En lo más dramático de “El Lobo de Wall Street“, anoche, la sala estalló en carcajadas. Leo di Caprio, con un colocón descomunal, trata de bajar una escalera arrastrándose como un gusano hacia su Ferrari mientras farfulla algo ininteligible después de haberse metido unas cuantas pastillas de droga galáctica al cuerpo.
Pensé que tal vez era risa nerviosa, esa que se te escapa en el tanatorio o en cualquier otra situación para la que la vida no te da un manual de reacciones estándar. Pero no. Se reían porque la secuencia les debía parecer cómica. Eran risas abiertas.
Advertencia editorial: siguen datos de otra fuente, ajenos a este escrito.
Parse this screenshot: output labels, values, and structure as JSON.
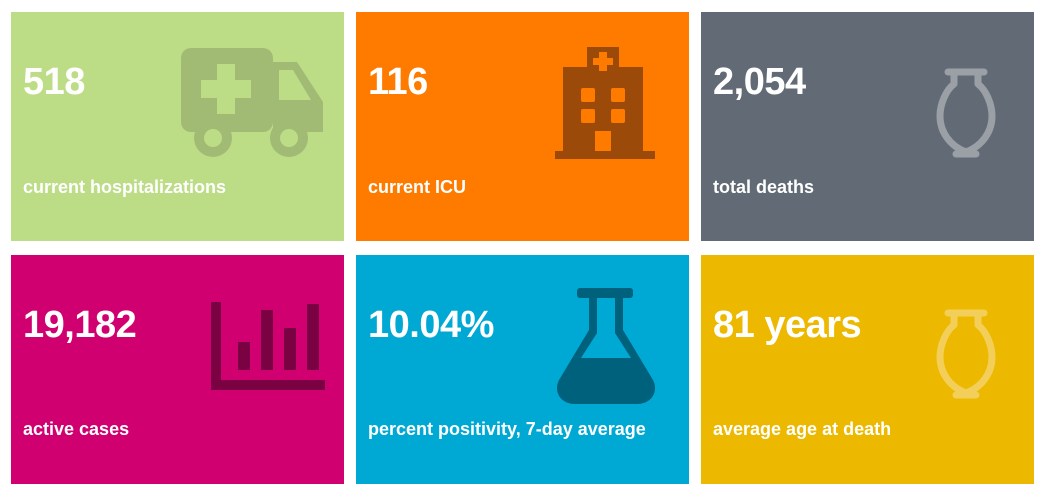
{
  "cards": [
    {
      "value": "518",
      "label": "current hospitalizations",
      "color": "#bcdc86",
      "icon": "ambulance-icon",
      "icon_color": "#a1bb75"
    },
    {
      "value": "116",
      "label": "current ICU",
      "color": "#ff7b00",
      "icon": "hospital-icon",
      "icon_color": "#9b4a0a"
    },
    {
      "value": "2,054",
      "label": "total deaths",
      "color": "#626b75",
      "icon": "urn-icon",
      "icon_color": "#9aa0a6"
    },
    {
      "value": "19,182",
      "label": "active cases",
      "color": "#d10070",
      "icon": "bar-chart-icon",
      "icon_color": "#7a0142"
    },
    {
      "value": "10.04%",
      "label": "percent positivity, 7-day average",
      "color": "#00a8d4",
      "icon": "flask-icon",
      "icon_color": "#00617d"
    },
    {
      "value": "81 years",
      "label": "average age at death",
      "color": "#ecb800",
      "icon": "urn-icon",
      "icon_color": "#f3cf59"
    }
  ]
}
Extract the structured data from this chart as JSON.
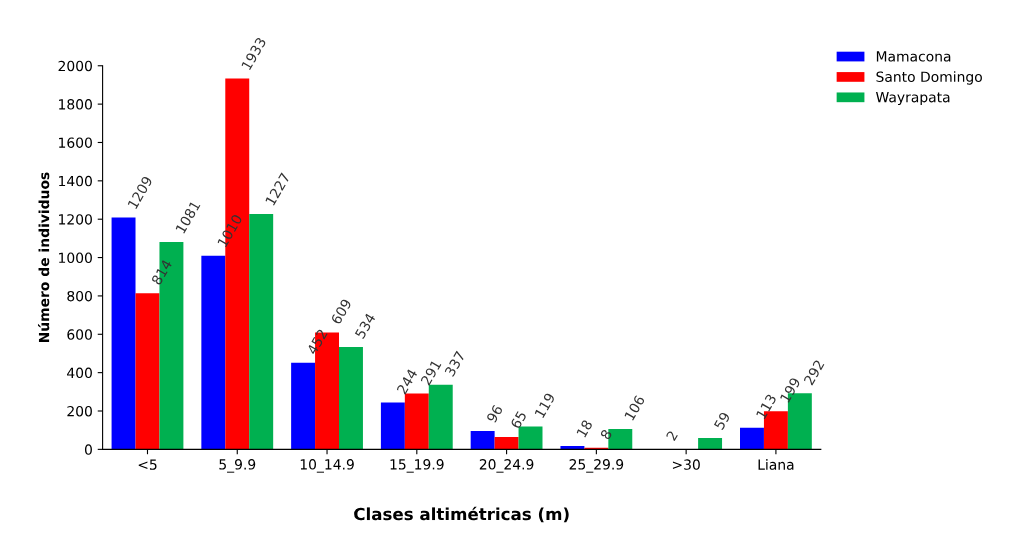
{
  "chart_data": {
    "type": "bar",
    "xlabel": "Clases altimétricas (m)",
    "ylabel": "Número de individuos",
    "categories": [
      "<5",
      "5_9.9",
      "10_14.9",
      "15_19.9",
      "20_24.9",
      "25_29.9",
      ">30",
      "Liana"
    ],
    "series": [
      {
        "name": "Mamacona",
        "color": "#0000ff",
        "values": [
          1209,
          1010,
          452,
          244,
          96,
          18,
          2,
          113
        ]
      },
      {
        "name": "Santo Domingo",
        "color": "#ff0000",
        "values": [
          814,
          1933,
          609,
          291,
          65,
          8,
          null,
          199
        ]
      },
      {
        "name": "Wayrapata",
        "color": "#00b050",
        "values": [
          1081,
          1227,
          534,
          337,
          119,
          106,
          59,
          292
        ]
      }
    ],
    "ylim": [
      0,
      2000
    ],
    "yticks": [
      0,
      200,
      400,
      600,
      800,
      1000,
      1200,
      1400,
      1600,
      1800,
      2000
    ],
    "data_labels": true,
    "legend": "top right",
    "grid": false
  }
}
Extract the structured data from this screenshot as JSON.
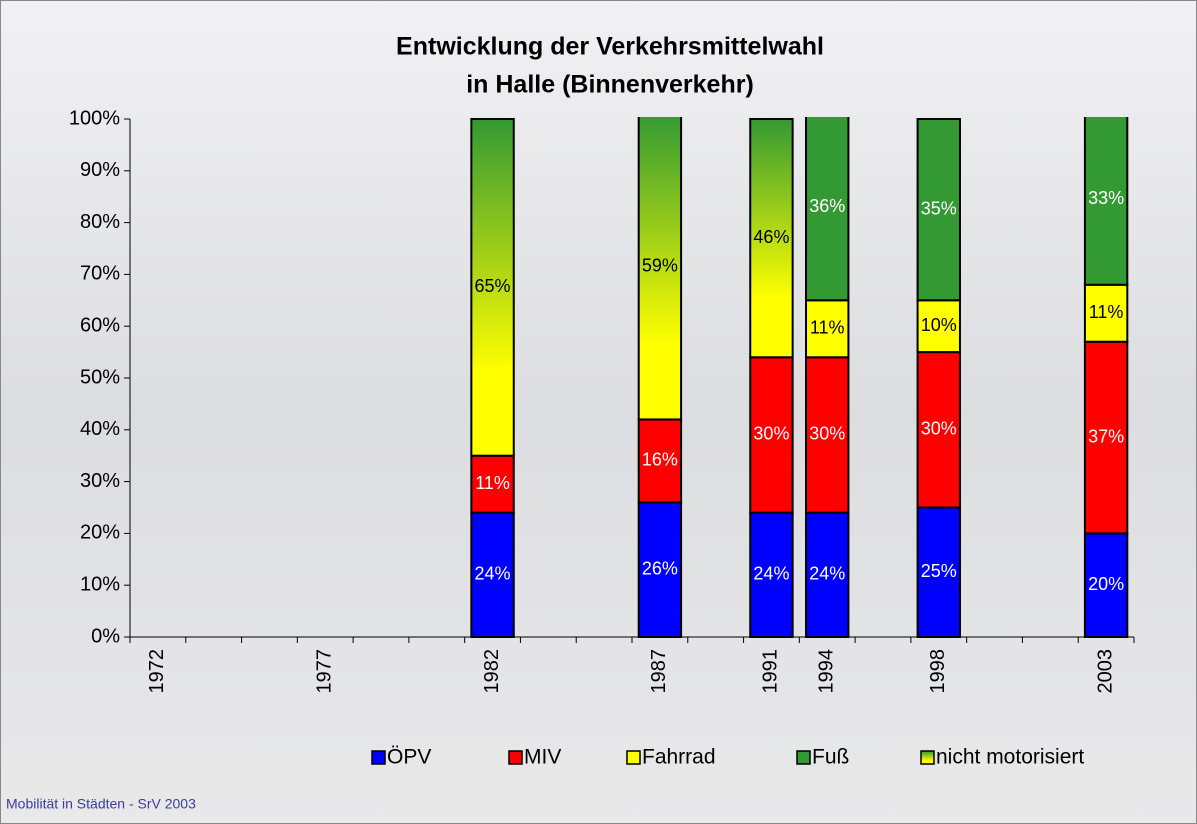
{
  "chart_data": {
    "type": "stacked_bar",
    "title": [
      "Entwicklung der Verkehrsmittelwahl",
      "in Halle (Binnenverkehr)"
    ],
    "footer": "Mobilität in Städten - SrV 2003",
    "categories": [
      "1972",
      null,
      null,
      "1977",
      null,
      null,
      "1982",
      null,
      null,
      "1987",
      null,
      "1991",
      "1994",
      null,
      "1998",
      null,
      null,
      "2003"
    ],
    "series": [
      {
        "name": "ÖPV",
        "color": "#0000ff",
        "label_color": "#ffffff",
        "values": [
          null,
          null,
          null,
          null,
          null,
          null,
          24,
          null,
          null,
          26,
          null,
          24,
          24,
          null,
          25,
          null,
          null,
          20
        ],
        "value_labels": [
          null,
          null,
          null,
          null,
          null,
          null,
          "24%",
          null,
          null,
          "26%",
          null,
          "24%",
          "24%",
          null,
          "25%",
          null,
          null,
          "20%"
        ]
      },
      {
        "name": "MIV",
        "color": "#ff0000",
        "label_color": "#ffffff",
        "values": [
          null,
          null,
          null,
          null,
          null,
          null,
          11,
          null,
          null,
          16,
          null,
          30,
          30,
          null,
          30,
          null,
          null,
          37
        ],
        "value_labels": [
          null,
          null,
          null,
          null,
          null,
          null,
          "11%",
          null,
          null,
          "16%",
          null,
          "30%",
          "30%",
          null,
          "30%",
          null,
          null,
          "37%"
        ]
      },
      {
        "name": "Fahrrad",
        "color": "#ffff00",
        "label_color": "#000000",
        "values": [
          null,
          null,
          null,
          null,
          null,
          null,
          null,
          null,
          null,
          null,
          null,
          null,
          11,
          null,
          10,
          null,
          null,
          11
        ],
        "value_labels": [
          null,
          null,
          null,
          null,
          null,
          null,
          null,
          null,
          null,
          null,
          null,
          null,
          "11%",
          null,
          "10%",
          null,
          null,
          "11%"
        ]
      },
      {
        "name": "Fuß",
        "color": "#339933",
        "label_color": "#ffffff",
        "values": [
          null,
          null,
          null,
          null,
          null,
          null,
          null,
          null,
          null,
          null,
          null,
          null,
          36,
          null,
          35,
          null,
          null,
          33
        ],
        "value_labels": [
          null,
          null,
          null,
          null,
          null,
          null,
          null,
          null,
          null,
          null,
          null,
          null,
          "36%",
          null,
          "35%",
          null,
          null,
          "33%"
        ]
      },
      {
        "name": "nicht motorisiert",
        "color": [
          "#339933",
          "#ffff00"
        ],
        "label_color": "#000000",
        "values": [
          null,
          null,
          null,
          null,
          null,
          null,
          65,
          null,
          null,
          59,
          null,
          46,
          null,
          null,
          null,
          null,
          null,
          null
        ],
        "value_labels": [
          null,
          null,
          null,
          null,
          null,
          null,
          "65%",
          null,
          null,
          "59%",
          null,
          "46%",
          null,
          null,
          null,
          null,
          null,
          null
        ]
      }
    ],
    "ylim": [
      0,
      100
    ],
    "yticks": [
      {
        "value": 0,
        "label": "0%"
      },
      {
        "value": 10,
        "label": "10%"
      },
      {
        "value": 20,
        "label": "20%"
      },
      {
        "value": 30,
        "label": "30%"
      },
      {
        "value": 40,
        "label": "40%"
      },
      {
        "value": 50,
        "label": "50%"
      },
      {
        "value": 60,
        "label": "60%"
      },
      {
        "value": 70,
        "label": "70%"
      },
      {
        "value": 80,
        "label": "80%"
      },
      {
        "value": 90,
        "label": "90%"
      },
      {
        "value": 100,
        "label": "100%"
      }
    ],
    "grid": false,
    "legend": "bottom"
  }
}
Descaradas y alejadas de toda consideración moral. Risas de Coca Cola con palomitas. Me hubiera puesto en pie y gritado “¿Pero de qué os estáis riendo, imbéciles insensibles?. Este es un espectáculo de circo romano con hombres y fieras desangrándose, revolcándose en un fango apocalíptico de cocaína y depravación”. En lugar de eso me encogí aún más en mi butaca y recé por unas migajas de tregua, una historia folletinesca de amor y cervatillos que me distrajera aunque diera al traste con la película. Una salida de emergencia.  Pero no. Scorsese es un ser despiadado cuando teje un guión sobre el exceso llevado al paroxismo. Y yo, al igual que mi amigo B., a mi lado, sentía que no sólo éramos víctimas de esa espiral de sexo, drogas y desesperación., sino que una mano invisible nos hacía esnifar, tragar, chupar, corrernos  y participar a nuestro pesar de esa orgía interminable mientras a nuestro lado algunos se partían de risa.

Pisco sour

A la salida B. y yo paseamos por Princesa, baldados después de esas tres horas de maltrato cruel. Con un colocón semejante al de di Caprio y unas escaleras, las que conectan Princesa con el Cuartel del Conde Duque, que subimos tambaleantes de espíritu y ávidos de abrazo. Como dos yonquis que acaban de probar su primera dosis de una droga potente y no tienen más consuelo que el temblor compartido y el hambre de lucidez, de resaca en el sofá, con una manta y un caldo bien caliente.

-Lo que más me aterra es que lo que decide los vaivenes de la  economía mundial está en parte en manos de tahúres de guante blanco, adictos al casino sin más escrúpulos que hacerse ricos mientras nosotros dormimos y pagamos la hipoteca.
-Y es legal, no se te olvide.

Un pisco sour y una cena peruana después, recuperamos la risa y la cordura. Madrid desfallecía de sábado y farolas mortecinas  y, de vuelta a casa,  lamenté no haber preguntado a nuestros vecinos de butaca qué era eso  que les hacía tanta gracia. Como cuando de pequeña me llevaban al circo y sufría por la crueldad del payaso listo con el tonto. Y en el guión ponía que había que soltar las carcajadas. Y daba miedo. Mucho miedo.